A propos de la Quatrième de Tchaïkovski
Daniele Gatti et l’Orchestre National poursuivent leur intégrale des symphonies de Tchaïkovski. Prochain rendez-vous le 15 mai au Théâtre du Châtelet.
Sans trop solliciter l’anecdote, on peut remarquer que la Quatrième Symphonie est entreprise en mai 1877, au moment où Antonina Ivanovna Milioukova, une des étudiantes de Tchaïkovski, persuade celui-ci de l’épouser ; mauvaise bonne nouvelle qui intervient alors que le compositeur, homosexuel notoire mais honteux, essaye de donner à la société de son temps tous les gages de la respectabilité. Cette époque est aussi celle de la rencontre de Tchaïkovski avec Tolstoï (qui pleurait en écoutant l’Andante de son Premier Quatuor) et de la composition de l’opéra Eugène Onéguine, laquelle sera en partie menée de front avec celle de la Quatrième Symphonie.

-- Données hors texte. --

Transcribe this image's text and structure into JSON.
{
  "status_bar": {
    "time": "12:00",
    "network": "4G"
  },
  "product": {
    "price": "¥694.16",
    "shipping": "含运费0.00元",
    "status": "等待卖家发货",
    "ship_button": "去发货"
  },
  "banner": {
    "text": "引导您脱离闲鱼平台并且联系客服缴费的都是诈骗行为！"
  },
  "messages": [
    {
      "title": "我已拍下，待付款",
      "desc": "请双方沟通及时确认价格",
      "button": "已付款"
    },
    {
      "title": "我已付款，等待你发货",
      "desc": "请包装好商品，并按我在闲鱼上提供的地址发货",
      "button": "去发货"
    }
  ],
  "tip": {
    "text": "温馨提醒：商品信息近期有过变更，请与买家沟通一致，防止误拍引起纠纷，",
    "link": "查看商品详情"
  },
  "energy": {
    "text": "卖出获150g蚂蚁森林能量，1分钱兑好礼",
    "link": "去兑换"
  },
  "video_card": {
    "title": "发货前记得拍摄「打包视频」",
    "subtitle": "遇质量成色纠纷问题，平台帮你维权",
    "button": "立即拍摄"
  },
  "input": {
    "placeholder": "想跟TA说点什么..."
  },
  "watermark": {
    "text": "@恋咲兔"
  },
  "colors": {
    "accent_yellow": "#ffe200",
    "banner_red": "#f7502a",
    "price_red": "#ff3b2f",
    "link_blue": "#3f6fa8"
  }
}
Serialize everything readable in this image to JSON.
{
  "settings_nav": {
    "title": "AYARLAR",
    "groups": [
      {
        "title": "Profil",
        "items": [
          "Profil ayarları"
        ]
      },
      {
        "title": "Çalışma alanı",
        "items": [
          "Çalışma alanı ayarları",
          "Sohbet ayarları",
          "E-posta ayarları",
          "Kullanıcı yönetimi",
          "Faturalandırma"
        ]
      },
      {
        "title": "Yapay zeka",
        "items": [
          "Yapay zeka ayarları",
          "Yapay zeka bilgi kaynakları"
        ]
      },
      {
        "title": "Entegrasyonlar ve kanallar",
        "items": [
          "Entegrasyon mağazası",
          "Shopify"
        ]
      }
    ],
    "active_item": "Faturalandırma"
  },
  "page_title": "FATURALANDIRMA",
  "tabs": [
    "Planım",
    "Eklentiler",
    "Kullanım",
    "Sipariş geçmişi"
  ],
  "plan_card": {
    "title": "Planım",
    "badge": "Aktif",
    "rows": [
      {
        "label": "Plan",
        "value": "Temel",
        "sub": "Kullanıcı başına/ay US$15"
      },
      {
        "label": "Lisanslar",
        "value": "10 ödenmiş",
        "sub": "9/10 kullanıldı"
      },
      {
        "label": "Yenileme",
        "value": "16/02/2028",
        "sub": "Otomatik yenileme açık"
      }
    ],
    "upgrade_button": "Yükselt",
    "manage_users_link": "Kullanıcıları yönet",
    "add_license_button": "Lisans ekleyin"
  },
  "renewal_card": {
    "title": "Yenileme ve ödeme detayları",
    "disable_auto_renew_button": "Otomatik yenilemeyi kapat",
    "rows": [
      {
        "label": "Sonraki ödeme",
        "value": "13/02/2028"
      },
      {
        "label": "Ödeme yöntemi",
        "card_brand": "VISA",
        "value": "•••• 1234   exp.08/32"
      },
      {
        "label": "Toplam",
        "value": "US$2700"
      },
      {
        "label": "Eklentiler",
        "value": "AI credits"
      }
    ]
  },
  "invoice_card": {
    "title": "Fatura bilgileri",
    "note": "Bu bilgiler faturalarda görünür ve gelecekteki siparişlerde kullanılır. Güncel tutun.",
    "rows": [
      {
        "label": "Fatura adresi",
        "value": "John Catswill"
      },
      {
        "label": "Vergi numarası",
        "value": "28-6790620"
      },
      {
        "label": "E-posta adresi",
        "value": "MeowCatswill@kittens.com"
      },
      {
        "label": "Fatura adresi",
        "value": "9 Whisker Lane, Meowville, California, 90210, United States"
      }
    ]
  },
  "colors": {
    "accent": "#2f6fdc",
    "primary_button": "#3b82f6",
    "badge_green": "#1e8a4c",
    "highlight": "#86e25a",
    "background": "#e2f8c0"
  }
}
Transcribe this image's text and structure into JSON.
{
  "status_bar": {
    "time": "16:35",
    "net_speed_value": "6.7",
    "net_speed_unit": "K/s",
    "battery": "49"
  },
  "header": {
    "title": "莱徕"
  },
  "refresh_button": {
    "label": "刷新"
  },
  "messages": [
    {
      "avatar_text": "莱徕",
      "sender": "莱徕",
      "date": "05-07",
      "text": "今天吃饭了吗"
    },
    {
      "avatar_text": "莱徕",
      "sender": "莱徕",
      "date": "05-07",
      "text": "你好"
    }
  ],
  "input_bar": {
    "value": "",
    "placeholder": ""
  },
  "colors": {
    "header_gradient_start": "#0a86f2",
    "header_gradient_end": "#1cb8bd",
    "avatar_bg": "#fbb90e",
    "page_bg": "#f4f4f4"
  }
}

L’année 1877, enfin, est celle qui voit Tchaïkovski commencer d’entretenir une correspondance passionnée avec la lointaine et protectrice madame Nadejda von Meck, liaison singulière qui durera quatorze années. C’est à elle, femme idéale, compréhensive et adorée, qu’il parlera le plus volontiers et avec le plus d’effusion du fatum, « cette force fatidique qui empêche l’aspiration au bonheur d’aboutir, qui veille jalousement à ce que notre félicité ne soit jamais parfaite, qui reste suspendue au-dessus de notre tête comme une épée de Damoclès et qui perpétuellement verse le poison dans notre âme ». Annoncé par des fanfares éclatantes et menaçantes dans la Quatrième Symphonie, le fatum sera exprimé d’une manière plus malléable et plus insidieuse dans la Cinquième, et aboutira au délitement sentimental de la Sixième, très opportunément baptisée « Pathétique ».
Fanfares et pizzicatos
Des fanfares, donc. Le premier mouvement de la Quatrième Symphonie s’ouvre par un motif solennel confié aux cuivres, qu’on réentendra plusieurs fois au cours de l’œuvre. Il s’ouvre sur un constat d’accablement, d’où émerge peu à peu la musique. Celle-ci atteindra des sommets d’angoisse et d’agitation, mais la séquence (entendue deux fois) qui superpose des lambeaux de valse et des battements funèbres éfouffés est sans doute la plus saisissante du morceau.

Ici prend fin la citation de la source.